Performance Evaluation of Multi-Armed Bandit Algorithms for Wi-Fi Channel Access
Miguel Casasnovas, Francesc Wilhelmi, Richard Combes, Maksymilian Wojnar, Katarzyna Kosek-Szott, Szymon Szott, Anders Jonsson, Luis Esteve, Boris Bellalta
TL;DR
This work tackles adaptive Wi-Fi channel access by framing it as a (C)MAB problem to tune MAC parameters (primary channel, channel width, CW) in decentralized settings. It compares three action-selection paradigms (optimism-driven, unimodal, randomized) and two action-space formulations (joint vs factorial), across SP and MP, under SCB and DCB. A set of algorithms (UCB, LinUCB, OSUB) plus a new E-RLB method are evaluated via simulations using realistic MAC settings.
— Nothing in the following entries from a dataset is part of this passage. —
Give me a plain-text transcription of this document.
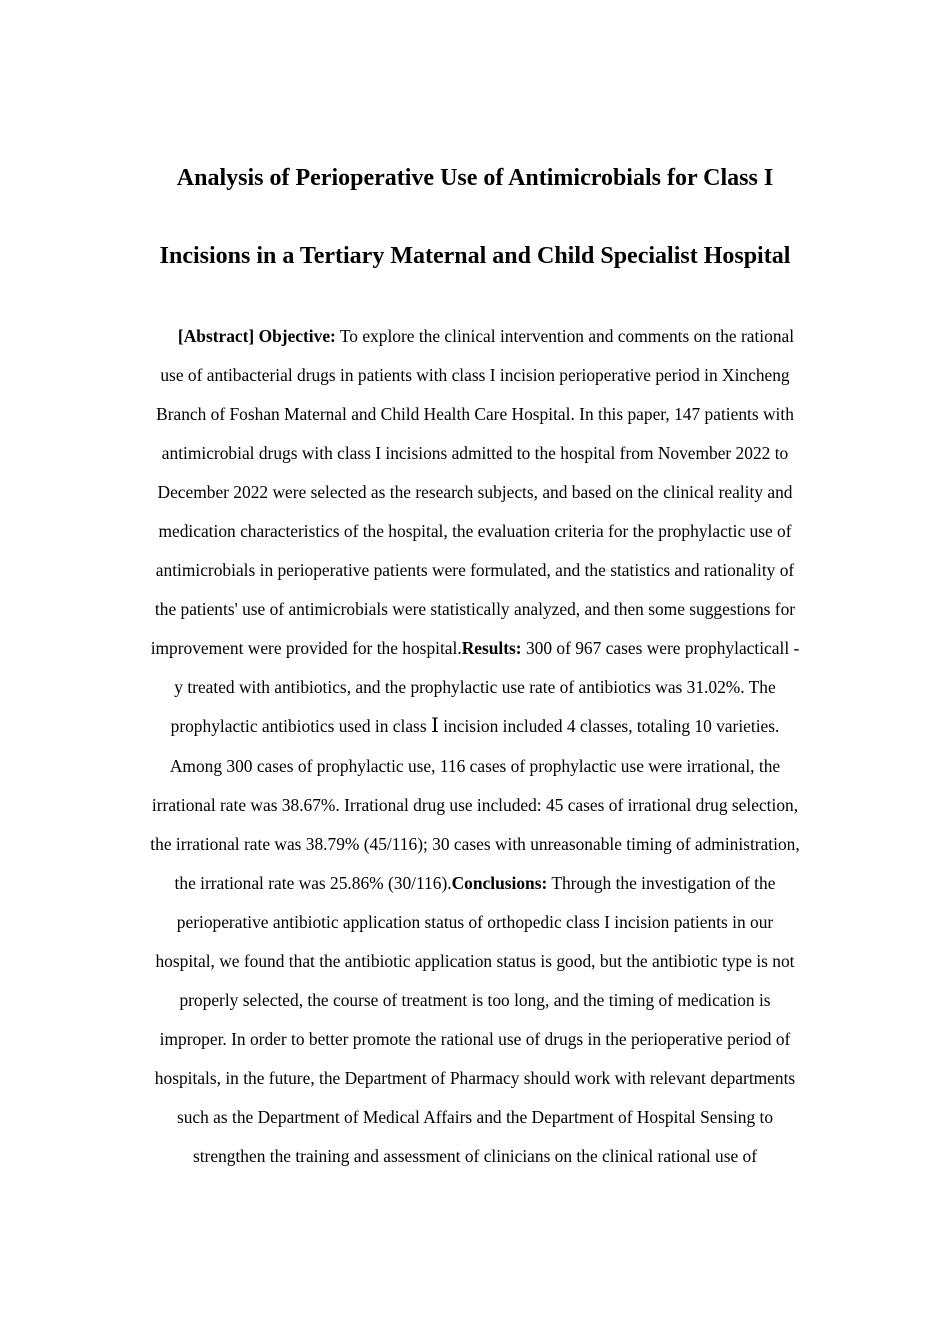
Analysis of Perioperative Use of Antimicrobials for Class I
Incisions in a Tertiary Maternal and Child Specialist Hospital
[Abstract] Objective: To explore the clinical intervention and comments on the rational
use of antibacterial drugs in patients with class I incision perioperative period in Xincheng
Branch of Foshan Maternal and Child Health Care Hospital. In this paper, 147 patients with
antimicrobial drugs with class I incisions admitted to the hospital from November 2022 to
December 2022 were selected as the research subjects, and based on the clinical reality and
medication characteristics of the hospital, the evaluation criteria for the prophylactic use of
antimicrobials in perioperative patients were formulated, and the statistics and rationality of
the patients' use of antimicrobials were statistically analyzed, and then some suggestions for
improvement were provided for the hospital.Results: 300 of 967 cases were prophylacticall -
y treated with antibiotics, and the prophylactic use rate of antibiotics was 31.02%. The
prophylactic antibiotics used in class Ⅰ incision included 4 classes, totaling 10 varieties.
Among 300 cases of prophylactic use, 116 cases of prophylactic use were irrational, the
irrational rate was 38.67%. Irrational drug use included: 45 cases of irrational drug selection,
the irrational rate was 38.79% (45/116); 30 cases with unreasonable timing of administration,
the irrational rate was 25.86% (30/116).Conclusions: Through the investigation of the
perioperative antibiotic application status of orthopedic class I incision patients in our
hospital, we found that the antibiotic application status is good, but the antibiotic type is not
properly selected, the course of treatment is too long, and the timing of medication is
improper. In order to better promote the rational use of drugs in the perioperative period of
hospitals, in the future, the Department of Pharmacy should work with relevant departments
such as the Department of Medical Affairs and the Department of Hospital Sensing to
strengthen the training and assessment of clinicians on the clinical rational use of
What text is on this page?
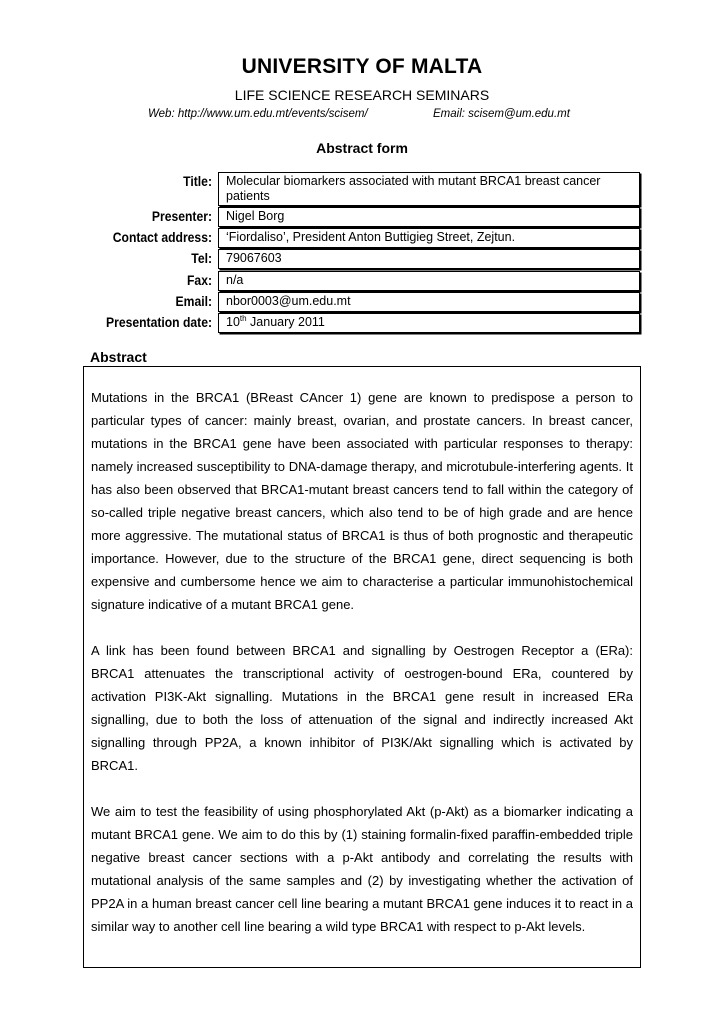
UNIVERSITY OF MALTA
LIFE SCIENCE RESEARCH SEMINARS
Web: http://www.um.edu.mt/events/scisem/	Email: scisem@um.edu.mt
Abstract form
Title:	Molecular biomarkers associated with mutant BRCA1 breast cancer patients
Presenter:	Nigel Borg
Contact address:	‘Fiordaliso’, President Anton Buttigieg Street, Zejtun.
Tel:	79067603
Fax:	n/a
Email:	nbor0003@um.edu.mt
Presentation date:	10th January 2011
Abstract

Mutations in the BRCA1 (BReast CAncer 1) gene are known to predispose a person to particular types of cancer: mainly breast, ovarian, and prostate cancers. In breast cancer, mutations in the BRCA1 gene have been associated with particular responses to therapy: namely increased susceptibility to DNA-damage therapy, and microtubule-interfering agents. It has also been observed that BRCA1-mutant breast cancers tend to fall within the category of so-called triple negative breast cancers, which also tend to be of high grade and are hence more aggressive. The mutational status of BRCA1 is thus of both prognostic and therapeutic importance. However, due to the structure of the BRCA1 gene, direct sequencing is both expensive and cumbersome hence we aim to characterise a particular immunohistochemical signature indicative of a mutant BRCA1 gene.

A link has been found between BRCA1 and signalling by Oestrogen Receptor a (ERa): BRCA1 attenuates the transcriptional activity of oestrogen-bound ERa, countered by activation PI3K-Akt signalling. Mutations in the BRCA1 gene result in increased ERa signalling, due to both the loss of attenuation of the signal and indirectly increased Akt signalling through PP2A, a known inhibitor of PI3K/Akt signalling which is activated by BRCA1.

We aim to test the feasibility of using phosphorylated Akt (p-Akt) as a biomarker indicating a mutant BRCA1 gene. We aim to do this by (1) staining formalin-fixed paraffin-embedded triple negative breast cancer sections with a p-Akt antibody and correlating the results with mutational analysis of the same samples and (2) by investigating whether the activation of PP2A in a human breast cancer cell line bearing a mutant BRCA1 gene induces it to react in a similar way to another cell line bearing a wild type BRCA1 with respect to p-Akt levels.
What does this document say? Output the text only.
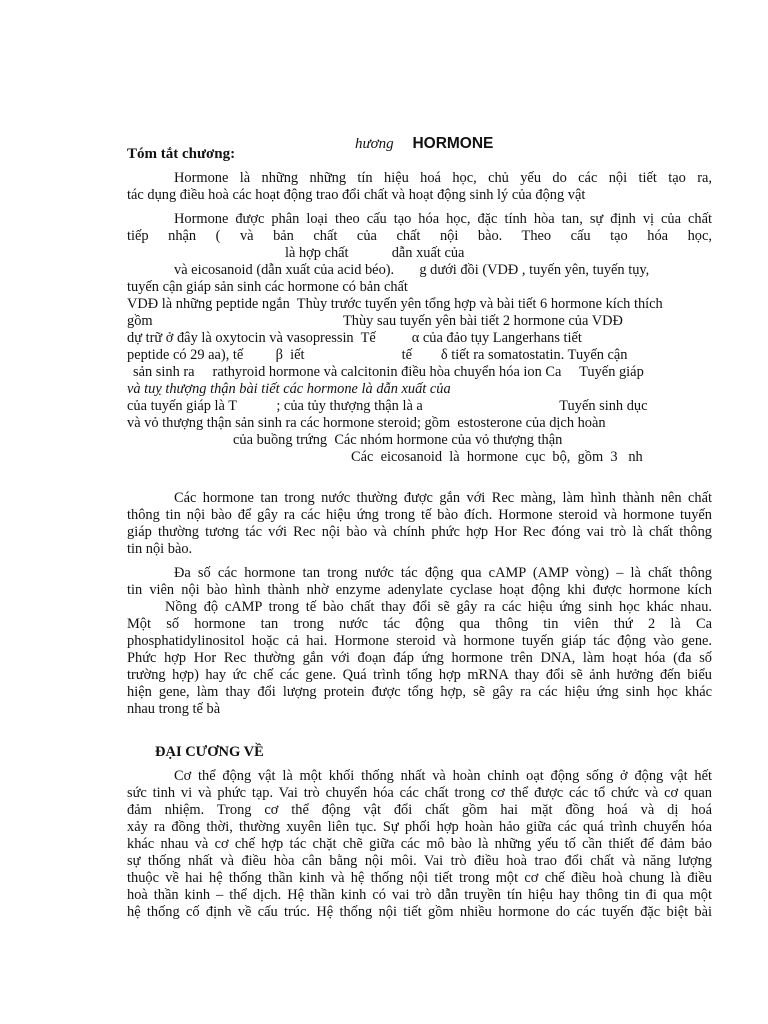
hương HORMONE

Tóm tắt chương:
Hormone là những những tín hiệu hoá học, chủ yếu do các nội tiết tạo ra,
tác dụng điều hoà các hoạt động trao đổi chất và hoạt động sinh lý của động vật
Hormone được phân loại theo cấu tạo hóa học, đặc tính hòa tan, sự định vị của chất
tiếp nhận ( và bản chất của chất nội bào. Theo cấu tạo hóa học,
là hợp chất            dẫn xuất của
và eicosanoid (dẫn xuất của acid béo).       g dưới đồi (VDĐ , tuyến yên, tuyến tụy,
tuyến cận giáp sản sinh các hormone có bản chất
VDĐ là những peptide ngắn  Thùy trước tuyến yên tổng hợp và bài tiết 6 hormone kích thích
gồm                                                     Thùy sau tuyến yên bài tiết 2 hormone của VDĐ
dự trữ ở đây là oxytocin và vasopressin  Tế          α của đảo tụy Langerhans tiết
peptide có 29 aa), tế         β  iết                           tế        δ tiết ra somatostatin. Tuyến cận
sản sinh ra     rathyroid hormone và calcitonin điều hòa chuyển hóa ion Ca     Tuyến giáp
và tuỵ thượng thận bài tiết các hormone là dẫn xuất của
của tuyến giáp là T           ; của tủy thượng thận là a                                      Tuyến sinh dục
và vỏ thượng thận sản sinh ra các hormone steroid; gồm  estosterone của dịch hoàn
của buồng trứng  Các nhóm hormone của vỏ thượng thận
Các  eicosanoid  là  hormone  cục  bộ,  gồm  3   nh
Các hormone tan trong nước thường được gắn với Rec màng, làm hình thành nên chất
thông tin nội bào để gây ra các hiệu ứng trong tế bào đích. Hormone steroid và hormone tuyến
giáp thường tương tác với Rec nội bào và chính phức hợp Hor Rec đóng vai trò là chất thông
tin nội bào.
Đa số các hormone tan trong nước tác động qua cAMP (AMP vòng) – là chất thông
tin viên nội bào hình thành nhờ enzyme adenylate cyclase hoạt động khi được hormone kích
Nồng độ cAMP trong tế bào chất thay đổi sẽ gây ra các hiệu ứng sinh học khác nhau.
Một số hormone tan trong nước tác động qua thông tin viên thứ 2 là Ca
phosphatidylinositol hoặc cả hai. Hormone steroid và hormone tuyến giáp tác động vào gene.
Phức hợp Hor Rec thường gắn với đoạn đáp ứng hormone trên DNA, làm hoạt hóa (đa số
trường hợp) hay ức chế các gene. Quá trình tổng hợp mRNA thay đổi sẽ ảnh hưởng đến biểu
hiện gene, làm thay đổi lượng protein được tổng hợp, sẽ gây ra các hiệu ứng sinh học khác
nhau trong tế bà
Cơ thể động vật là một khối thống nhất và hoàn chỉnh oạt động sống ở động vật hết
sức tinh vi và phức tạp. Vai trò chuyển hóa các chất trong cơ thể được các tổ chức và cơ quan
đảm nhiệm. Trong cơ thể động vật đổi chất gồm hai mặt đồng hoá và dị hoá
xảy ra đồng thời, thường xuyên liên tục. Sự phối hợp hoàn hảo giữa các quá trình chuyển hóa
khác nhau và cơ chế hợp tác chặt chẽ giữa các mô bào là những yếu tố cần thiết để đảm bảo
sự thống nhất và điều hòa cân bằng nội môi. Vai trò điều hoà trao đổi chất và năng lượng
thuộc về hai hệ thống thần kinh và hệ thống nội tiết trong một cơ chế điều hoà chung là điều
hoà thần kinh – thể dịch. Hệ thần kinh có vai trò dẫn truyền tín hiệu hay thông tin đi qua một
hệ thống cố định về cấu trúc. Hệ thống nội tiết gồm nhiều hormone do các tuyến đặc biệt bài
ĐẠI CƯƠNG VỀ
Key findings: contextual and optimism-driven strategies deliver fastest adaptation and highest goodput; unimodal methods rely on correct structure; naive randomized exploration can destabilize learning in multi-agent settings; E-RLB offers low-complexity viable performance with caveats.
Abstract
The adoption of dynamic, self-learning solutions for real-time wireless network optimization has recently gained significant attention due to the limited adaptability of existing protocols. This paper investigates multi-armed bandit (MAB) strategies as a data-driven approach for decentralized, online channel access optimization in Wi-Fi, targeting dynamic channel access settings: primary channel, channel width, and contention window (CW) adjustment. Key design aspects are examined, including the adoption of joint versus factorial action spaces, the inclusion of contextual information, and the nature of the action-selection strategy (optimism-driven, unimodal, or randomized). State-of-the-art algorithms and a proposed lightweight contextual approach, E-RLB, are evaluated through simulations. Results show that contextual and optimism-driven strategies consistently achieve the highest performance and fastest adaptation under recurrent conditions. Unimodal structures require careful graph construction to ensure that the unimodality assumption holds. Randomized exploration, adopted in the proposed E-RLB, can induce disruptive parameter reallocations, especially in multi-player settings. Decomposing the action space across several specialized agents accelerates convergence but increases sensitivity to randomized exploration and demands coordination under shared rewards to avoid correlated learning. Finally, despite its inherent inefficiencies from epsilon-greedy exploration, E-RLB demonstrates effective adaptation and learning, highlighting its potential as a viable low-complexity solution for realistic dynamic deployments.